Robert Hull Fleming Museum
Strong Hearts: Native American Visions and Voices
September 7 - December 9, 1999
Strong hearts: Native American Visions and Voices, remaps Indian territory from a native perspective. (left: David Neel (Kwagiutl), Catherine Adams, Gwa'sala 'Nakkwaxda'xw, Gwa'sala 'Nakkwaxda'xw Reserve, 1990, photograph)
Strong Hearts is comprised of 96 color and black and white photographs taken by 29 Native American photographers which, seen together, paint a multifaceted portrait of contemporary native Indian life.
A select number of the 19th-century pictures by non Natives provide a reference point for Horace Poolaw's images of changing Kiowa culture. Through metaphorical images of the Great Plains, Walter Bigbee evokes the spiritual power and presence of the Sun Dance ceremony, a ritual forbidden by the Camanche people to be photographed. Greg Staat's commanding portraits express the pride of a small nation that rejected government financing in favor of self-government. Hardships and joys of reservation life are documented by young participants in the Shooting Back from the Reservation project and by seasoned photojournalist Nancy Ackerman. James Luna makes a compelling case for life on the La Jolla reserve through a verbal collage of statistics illustrated with photographs of his neighbors and their territory. Jeffrey Thomas's powwow series expresses the vigor and grit of competition dancers as they transform themselves into images of ancestors.
From the digital portrait by Richard Ray Whitman to Zig Jackson's pictures of white tourists photographing Indians, these images challenge the parameters of art, as well as our perceptions of Indian photography.
Photographs of Native Americans by Native Americans provide an unfiltered vision that runs counter to prevailing stereotypes. Here are many different truths about contemporary narrative live: images of pride, despair, joy, and anger by photographers who inhabit the world they portray. The strength and immediacy of these images alone demonstrates photography's power to alter convenient attitudes about indigenous people. The exhibition provides illuminating insights on the uses of photography to remember history and tradition, and to redefine native identities and culture.

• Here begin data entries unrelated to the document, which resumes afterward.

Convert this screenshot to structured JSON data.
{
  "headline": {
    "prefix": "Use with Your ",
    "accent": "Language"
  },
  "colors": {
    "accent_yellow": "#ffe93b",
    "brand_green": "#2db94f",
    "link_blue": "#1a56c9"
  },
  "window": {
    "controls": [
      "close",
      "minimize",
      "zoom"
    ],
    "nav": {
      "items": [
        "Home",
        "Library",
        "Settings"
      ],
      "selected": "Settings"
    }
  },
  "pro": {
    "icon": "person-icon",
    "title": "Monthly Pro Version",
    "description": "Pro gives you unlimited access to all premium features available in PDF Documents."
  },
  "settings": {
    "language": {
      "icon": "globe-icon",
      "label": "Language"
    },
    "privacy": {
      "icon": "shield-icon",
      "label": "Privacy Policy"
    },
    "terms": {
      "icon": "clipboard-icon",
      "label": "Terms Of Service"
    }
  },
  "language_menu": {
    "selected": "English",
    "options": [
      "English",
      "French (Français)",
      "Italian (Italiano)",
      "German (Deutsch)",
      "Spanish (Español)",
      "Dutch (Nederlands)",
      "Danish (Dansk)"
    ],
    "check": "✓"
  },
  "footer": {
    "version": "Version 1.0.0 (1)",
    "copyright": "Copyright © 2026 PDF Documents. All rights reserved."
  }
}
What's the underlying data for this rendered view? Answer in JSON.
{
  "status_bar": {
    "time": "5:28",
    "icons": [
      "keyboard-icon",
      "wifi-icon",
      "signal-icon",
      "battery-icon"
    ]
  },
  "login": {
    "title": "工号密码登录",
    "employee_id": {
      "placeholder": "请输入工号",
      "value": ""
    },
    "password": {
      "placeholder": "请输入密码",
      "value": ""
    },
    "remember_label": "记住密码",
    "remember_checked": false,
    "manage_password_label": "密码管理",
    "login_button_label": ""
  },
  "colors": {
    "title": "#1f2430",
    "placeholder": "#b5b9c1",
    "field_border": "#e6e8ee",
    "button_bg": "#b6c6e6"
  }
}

The accompanying catalogue includes essays and poetry by prominent Native American writers including Paul Chaat Smith, Theresa Harlan, Linda Hogan, N. Scott Momady, Jolene Rickard, Leslie Marmon Silko, and Luci Tapahanso.
The exhibition was organized by the Aperture Foundation, a non profit organization well known for its presentation of distinguished historical and contemporary photography through book publishing, exhibition, and education programs. The exhibition at the Fleming is sponsored by the Vermont Council on the Humanities, under grant from the National endowment for the Humanities: the LEF foundation; and Museum members.